Radioactivity in our ocean: Fukushima and its impact on the Pacific — Ken Buesseler and Jay Cullen, Vancouver Aquarium

Dr. Ken Buesseler, senior scientist at the Woods Hole Oceanographic Institution, and Dr. Jay T. Cullen, a professor at the University of Victoria’s School of Earth and Ocean Sciences, speak at the Vancouver Aquarium about radiation levels in the Pacific Ocean and marine biota due to Fukushima contamination. Low levels of cesium-134 (2-year half life) are being found in water samples along the North American coast, but no levels of cesium-134 are showing up in sockeye salmon and steelhead trout. Levels of cesium-137 (30-year half life) in fish are not greater than levels measured before the Fukushima disaster. Those elevated levels were due to fallout from nuclear bomb testing in the ’50s and ’60s.

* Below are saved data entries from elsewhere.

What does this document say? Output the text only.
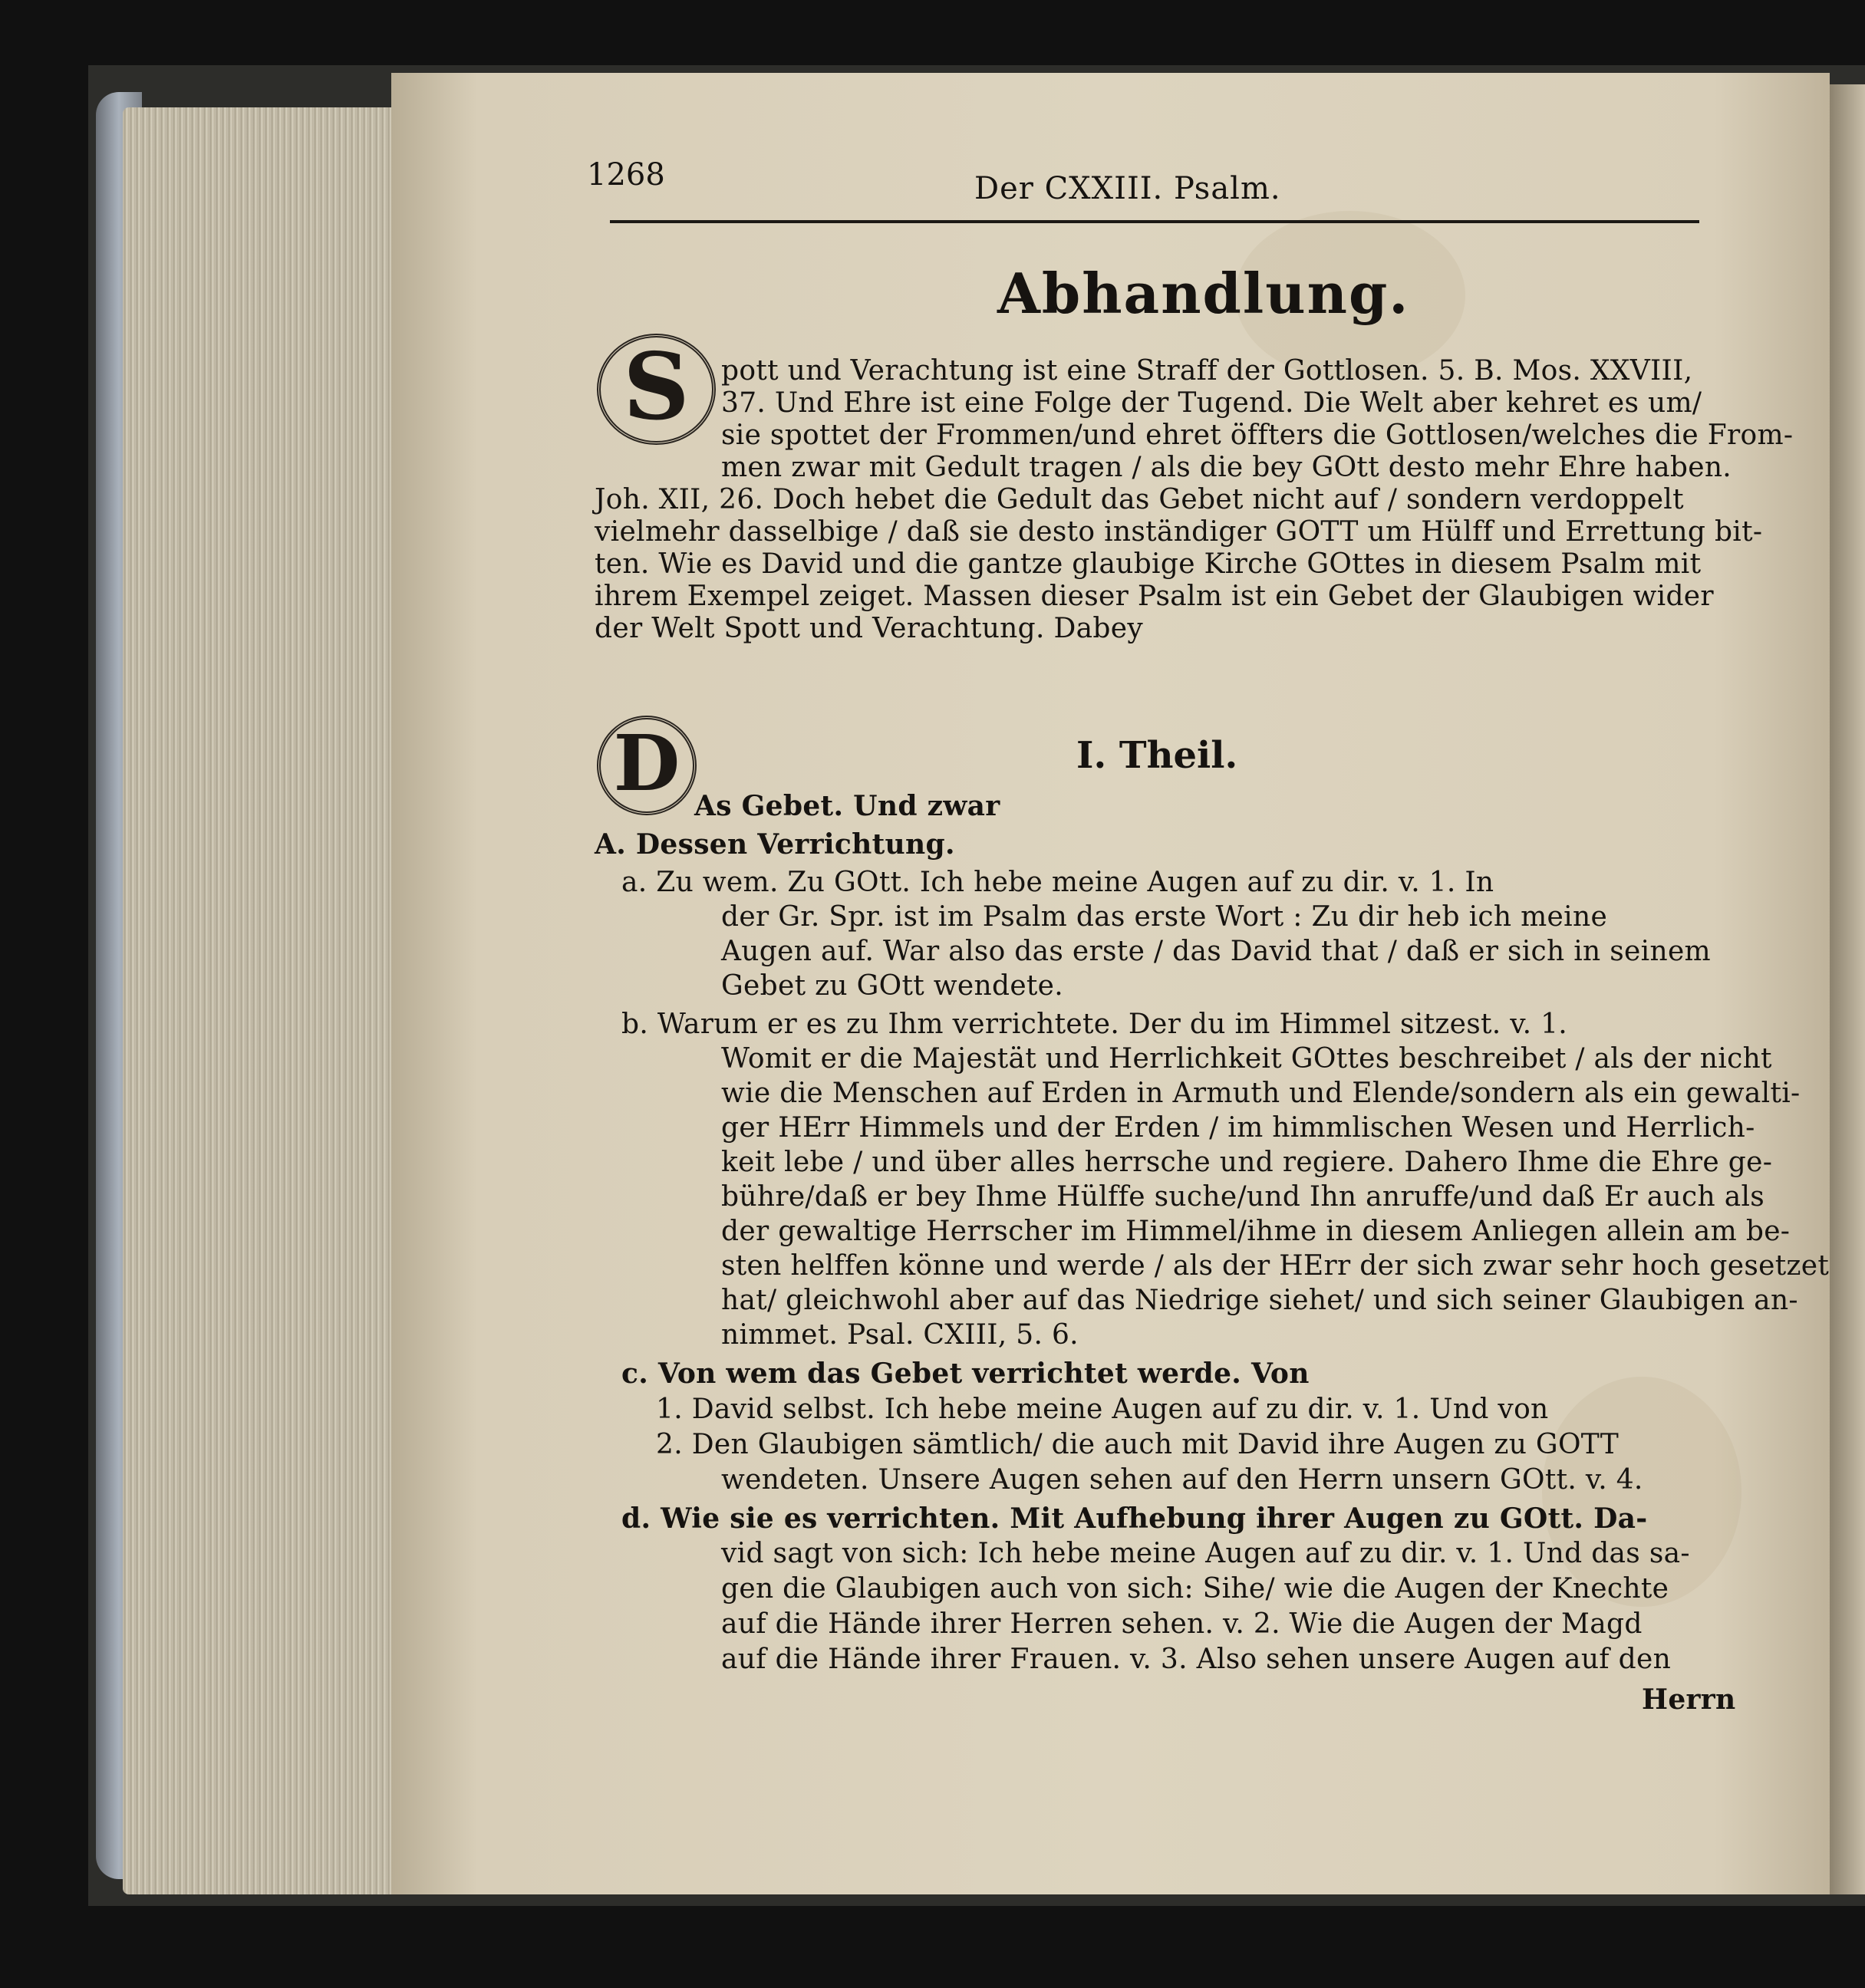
1268	Der CXXIII. Psalm.
Abhandlung.
S	pott und Verachtung ist eine Straff der Gottlosen. 5. B. Mos. XXVIII,
37. Und Ehre ist eine Folge der Tugend. Die Welt aber kehret es um/
sie spottet der Frommen/und ehret öffters die Gottlosen/welches die From-
men zwar mit Gedult tragen / als die bey GOtt desto mehr Ehre haben.
Joh. XII, 26. Doch hebet die Gedult das Gebet nicht auf / sondern verdoppelt
vielmehr dasselbige / daß sie desto inständiger GOTT um Hülff und Errettung bit-
ten. Wie es David und die gantze glaubige Kirche GOttes in diesem Psalm mit
ihrem Exempel zeiget. Massen dieser Psalm ist ein Gebet der Glaubigen wider
der Welt Spott und Verachtung. Dabey
I. Theil.
D As Gebet. Und zwar
A. Dessen Verrichtung.
a. Zu wem. Zu GOtt. Ich hebe meine Augen auf zu dir. v. 1. In
der Gr. Spr. ist im Psalm das erste Wort : Zu dir heb ich meine
Augen auf. War also das erste / das David that / daß er sich in seinem
Gebet zu GOtt wendete.
b. Warum er es zu Ihm verrichtete. Der du im Himmel sitzest. v. 1.
Womit er die Majestät und Herrlichkeit GOttes beschreibet / als der nicht
wie die Menschen auf Erden in Armuth und Elende/sondern als ein gewalti-
ger HErr Himmels und der Erden / im himmlischen Wesen und Herrlich-
keit lebe / und über alles herrsche und regiere. Dahero Ihme die Ehre ge-
bühre/daß er bey Ihme Hülffe suche/und Ihn anruffe/und daß Er auch als
der gewaltige Herrscher im Himmel/ihme in diesem Anliegen allein am be-
sten helffen könne und werde / als der HErr der sich zwar sehr hoch gesetzet
hat/ gleichwohl aber auf das Niedrige siehet/ und sich seiner Glaubigen an-
nimmet. Psal. CXIII, 5. 6.
c. Von wem das Gebet verrichtet werde. Von
1. David selbst. Ich hebe meine Augen auf zu dir. v. 1. Und von
2. Den Glaubigen sämtlich/ die auch mit David ihre Augen zu GOTT
wendeten. Unsere Augen sehen auf den Herrn unsern GOtt. v. 4.
d. Wie sie es verrichten. Mit Aufhebung ihrer Augen zu GOtt. Da-
vid sagt von sich: Ich hebe meine Augen auf zu dir. v. 1. Und das sa-
gen die Glaubigen auch von sich: Sihe/ wie die Augen der Knechte
auf die Hände ihrer Herren sehen. v. 2. Wie die Augen der Magd
auf die Hände ihrer Frauen. v. 3. Also sehen unsere Augen auf den
Herrn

So is it safe to swim in the Pacific Ocean? Yes. There is a very low risk.
Is it safe to eat fish caught from the Pacific coast? Yes. But keep monitoring the scientific data that’s being collected. Levels of cesium-137 on and near and Canadian and Californian coasts remain elevated but do not pose a significant risk. Groundwater continues to pour into the Pacific from the Fukushima site at a rate of about 300 tons daily. There is still no end in sight, and we can anticipate this contamination to continue for decades to come.

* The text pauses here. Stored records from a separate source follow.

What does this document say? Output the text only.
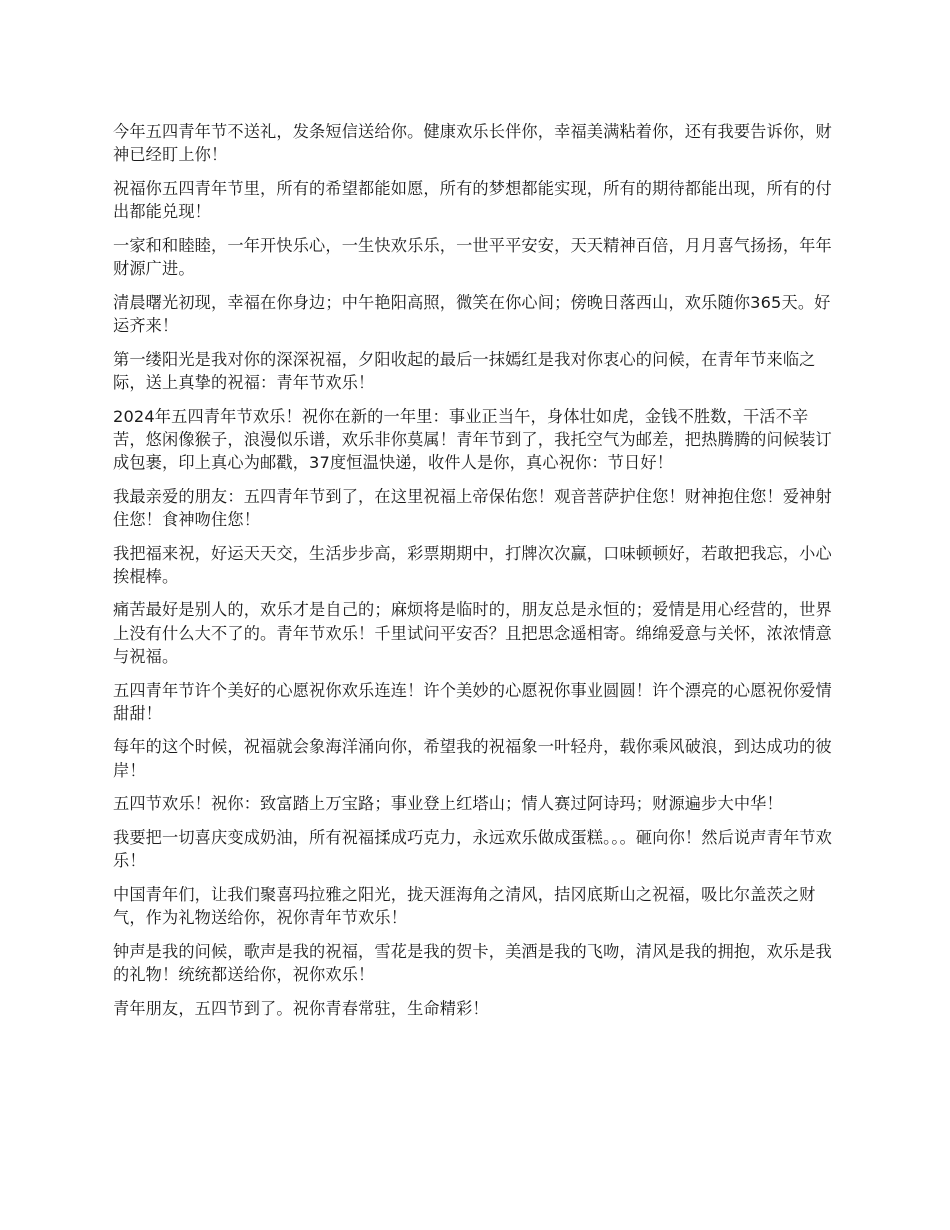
今年五四青年节不送礼，发条短信送给你。健康欢乐长伴你，幸福美满粘着你，还有我要告诉你，财神已经盯上你！

祝福你五四青年节里，所有的希望都能如愿，所有的梦想都能实现，所有的期待都能出现，所有的付出都能兑现！

一家和和睦睦，一年开快乐心，一生快欢乐乐，一世平平安安，天天精神百倍，月月喜气扬扬，年年财源广进。

清晨曙光初现，幸福在你身边；中午艳阳高照，微笑在你心间；傍晚日落西山，欢乐随你365天。好运齐来！

第一缕阳光是我对你的深深祝福，夕阳收起的最后一抹嫣红是我对你衷心的问候，在青年节来临之际，送上真挚的祝福：青年节欢乐！

2024年五四青年节欢乐！祝你在新的一年里：事业正当午，身体壮如虎，金钱不胜数，干活不辛苦，悠闲像猴子，浪漫似乐谱，欢乐非你莫属！青年节到了，我托空气为邮差，把热腾腾的问候装订成包裹，印上真心为邮戳，37度恒温快递，收件人是你，真心祝你：节日好！

我最亲爱的朋友：五四青年节到了，在这里祝福上帝保佑您！观音菩萨护住您！财神抱住您！爱神射住您！食神吻住您！

我把福来祝，好运天天交，生活步步高，彩票期期中，打牌次次赢，口味顿顿好，若敢把我忘，小心挨棍棒。

痛苦最好是别人的，欢乐才是自己的；麻烦将是临时的，朋友总是永恒的；爱情是用心经营的，世界上没有什么大不了的。青年节欢乐！千里试问平安否？且把思念遥相寄。绵绵爱意与关怀，浓浓情意与祝福。

五四青年节许个美好的心愿祝你欢乐连连！许个美妙的心愿祝你事业圆圆！许个漂亮的心愿祝你爱情甜甜！

每年的这个时候，祝福就会象海洋涌向你，希望我的祝福象一叶轻舟，载你乘风破浪，到达成功的彼岸！

五四节欢乐！祝你：致富踏上万宝路；事业登上红塔山；情人赛过阿诗玛；财源遍步大中华！

我要把一切喜庆变成奶油，所有祝福揉成巧克力，永远欢乐做成蛋糕。。。砸向你！然后说声青年节欢乐！

中国青年们，让我们聚喜玛拉雅之阳光，拢天涯海角之清风，拮冈底斯山之祝福，吸比尔盖茨之财气，作为礼物送给你，祝你青年节欢乐！

钟声是我的问候，歌声是我的祝福，雪花是我的贺卡，美酒是我的飞吻，清风是我的拥抱，欢乐是我的礼物！统统都送给你，祝你欢乐！

青年朋友，五四节到了。祝你青春常驻，生命精彩！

Dr. Buesseler is especially concerned about the amount of contaminated water stored at the Fukushima site that contains over 100 times the amount of strontium-90 than the amount that has been released from the Fukushima plant since the triple meltdowns. The water storage tanks are not meant to store radioactive water permanently, and there have already been a number of leaks. If something were to happen to those tanks, the amount of strontium-90 released could pose a serious health risk, as strontium-90 is stored in the bones and causes bone cancer.